Theater: Caren Jess erhält die Residency, Danijel Szeredy den Förderpreis, und der Publikumspreis geht an Anna Gschnitzer (von links).

Caren Jess erhält die Residency, Danijel Szeredy den Förderpreis, und der Publikumspreis geht an Anna Gschnitzer (von links).

(Foto: Andrea Huber)

Städtische Förderpreise für deutschsprachige Dramatik verliehen

Von Christiane Lutz

Frederik Müller kommt nicht mehr zum Schlussapplaus auf die Bühne. Er ist offenbar recht unglücklich darüber, bei der "Langen Nacht der neuen Dramatik" an den Kammerspielen leer ausgegangen zu sein. Dabei hat der 29-jährige Müller überhaupt keinen Grund zum Unglücklichsein. Sein Stück "Der Deutschen Mutter" wirkt nämlich belebend wie ein Energydrink. Die Handlung: Das schwule Pärchen Björn und Karsten wollen ein Kind, das ihre Bekannte Ewa für sie austragen soll.
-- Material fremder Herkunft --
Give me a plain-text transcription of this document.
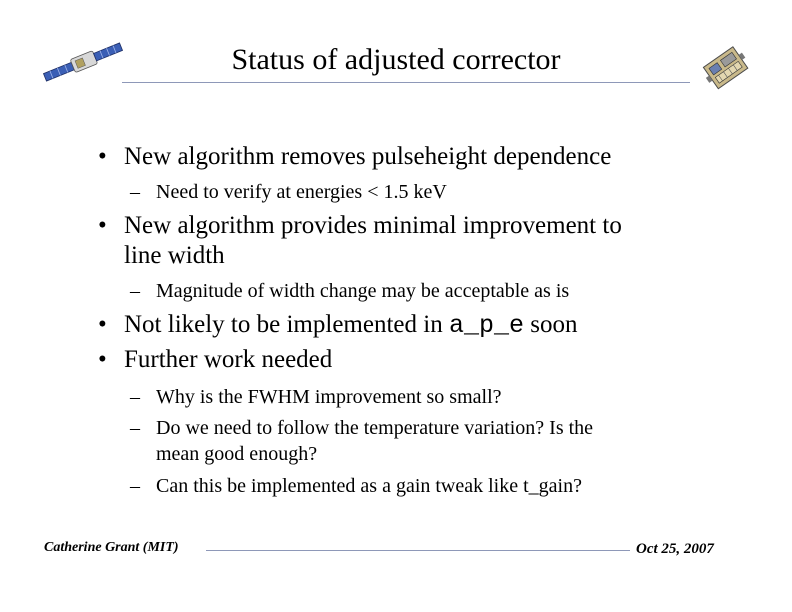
Status of adjusted corrector
• New algorithm removes pulseheight dependence
– Need to verify at energies < 1.5 keV
• New algorithm provides minimal improvement to
line width
– Magnitude of width change may be acceptable as is
• Not likely to be implemented in a_p_e soon
• Further work needed
– Why is the FWHM improvement so small?
– Do we need to follow the temperature variation? Is the
mean good enough?
– Can this be implemented as a gain tweak like t_gain?
Catherine Grant (MIT)	Oct 25, 2007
Die willigt ein, weil sie hofft, damit ihre Sachbearbeiterin im Jobcenter, Frau Erfurt, bezaubern zu können, weil sie wiederum von ihr verzaubert ist. Müller knöpft sich die gesellschaftlichen Erwartungen ans Muttersein vor, arrangiert seine Figuren jenseits von Konventions- und Geschlechtsgrenzen, lässt sie Haken schlagen bis zum Showdown mit Erdbeben. Verhältnismäßig aufwendig eingerichtet hat das Ganze Jonny-Bix Bongers und lässt das Spiel mit dem hübschen Satz enden: "Wir hätten das Paradies haben können, aber wir gaben uns mit Alnatura zufrieden."